I am trapped inside by wind, and it drives my irritability meter through the roof. I want to go for a walk, but this is the kind of wind that rushes up and steals your breath, and few things feel more ridiculous than gasping for air against more air. It makes me feel like a fish out of water, only I am on land, and it is the thing I breathe that is keeping me from breathing. Can fish drown? One day I will go down flopping in the wind like a fish hauled on board, only no one will have a fish bat handy to put me out of my misery.

I hate wind. I prefer most other kinds of prairie weather over wind. I have had to flee golf ball-sized chunks of ice falling from the sky that could break car windows, and I preferred that to wind. One time, a car I was driving got hung up on slushy drifts on the highway in February, and even though I had to try to push it out by myself in a dress and heels with traffic whizzing by at 70 miles an hour, I remember thinking At least it's not windy out here.

The wind we southern Saskatchewanians have to deal with today is not just some breeze that blows annoying bits of dust into our faces. It has been gusting up to 50 miles an hour for two days and is ripping whatever leaves remained from the trees, even the still green ones, and it has stolen the last decent bit of warmth we had left, leaving us with temperatures dropping to 12°F by midnight tonight.

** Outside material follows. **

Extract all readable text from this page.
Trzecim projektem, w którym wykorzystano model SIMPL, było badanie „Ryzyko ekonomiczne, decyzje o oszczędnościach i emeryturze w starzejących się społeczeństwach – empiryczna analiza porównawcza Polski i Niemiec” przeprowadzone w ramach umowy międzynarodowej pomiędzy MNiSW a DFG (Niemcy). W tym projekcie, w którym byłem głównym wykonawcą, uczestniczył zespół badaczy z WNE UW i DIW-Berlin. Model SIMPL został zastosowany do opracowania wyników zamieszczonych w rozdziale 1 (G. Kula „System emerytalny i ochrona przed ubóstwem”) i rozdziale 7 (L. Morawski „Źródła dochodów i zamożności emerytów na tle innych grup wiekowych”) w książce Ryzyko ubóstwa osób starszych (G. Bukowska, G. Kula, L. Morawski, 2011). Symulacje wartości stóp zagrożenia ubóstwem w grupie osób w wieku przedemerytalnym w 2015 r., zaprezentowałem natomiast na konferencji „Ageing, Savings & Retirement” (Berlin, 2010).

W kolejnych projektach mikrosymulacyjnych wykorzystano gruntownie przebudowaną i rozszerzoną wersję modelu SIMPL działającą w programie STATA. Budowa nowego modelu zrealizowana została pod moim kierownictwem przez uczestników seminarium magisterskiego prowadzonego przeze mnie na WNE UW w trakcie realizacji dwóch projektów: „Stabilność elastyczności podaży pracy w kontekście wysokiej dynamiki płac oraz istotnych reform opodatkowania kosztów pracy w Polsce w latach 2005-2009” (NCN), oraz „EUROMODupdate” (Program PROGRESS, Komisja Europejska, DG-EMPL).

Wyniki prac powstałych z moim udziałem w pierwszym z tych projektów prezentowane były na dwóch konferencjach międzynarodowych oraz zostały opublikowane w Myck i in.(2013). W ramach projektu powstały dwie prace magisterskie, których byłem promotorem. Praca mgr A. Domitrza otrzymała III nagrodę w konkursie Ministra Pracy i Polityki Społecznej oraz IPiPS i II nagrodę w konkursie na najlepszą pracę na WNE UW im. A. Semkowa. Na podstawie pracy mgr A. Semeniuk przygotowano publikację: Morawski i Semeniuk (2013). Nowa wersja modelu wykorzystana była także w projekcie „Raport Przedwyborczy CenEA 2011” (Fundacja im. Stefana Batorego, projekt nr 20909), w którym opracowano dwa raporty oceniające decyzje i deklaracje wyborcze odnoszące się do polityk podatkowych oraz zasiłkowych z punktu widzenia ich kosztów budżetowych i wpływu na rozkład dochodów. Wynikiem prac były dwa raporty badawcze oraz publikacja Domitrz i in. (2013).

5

Something rattles in my fireplace flue when the wind gusts high, and it reminds me of the cold that one autumn when a couple of friends and I took an impromptu trip up to a northern lake in October and ate LSD. We forgot to eat supper before getting high, so we were hungry, but the acid kept us from being able to deal with the elbow noodles, raw beef, and bread we had brought along, so we lay out on a chilly beach under a full moon shivering our asses off and commenting on the orbs of energy we kept seeing bob through the trees across the water.

"Look! The moon wears a blue bonnet!" T exclaimed, pointing to the sky. All three of us looked up, and sure enough, we all saw the blue bonnet. It billowed out around the face of the moon and was tied in a flouncy bow under its chin. The effect made it look almost exactly like that milkmaid who used to grace butter packaging when I was a kid. Maybe she still does.

While we discussed in great detail how the moon was a milkmaid - my god, how incredible, a milkmaid! Could that be her true nature we were seeing? - the sand's damp cold settled into my bones, and my teeth chattered so viciously that I accidentally bit my cheek. I convinced the lot of us to move inside, and I think we spent the rest of the night picking bits of blotter paper out of the carpet, marvelling at balls made of sponge, and watching alphabets march around the room.

I was the last one to go to bed, and as I stood in the kitchen surveying a counter covered in blood from an aborted attempt at making hamburgers and a large pot fill with several packages worth of congealed instant noodles that no one was able to fathom touching, I could hear the wind sweeping up the beach from the wide open water. It seemed to finger its way along the sides of the cabin, howling and whistling around the cheap windows, and it left me with nowhere to go but to sleep.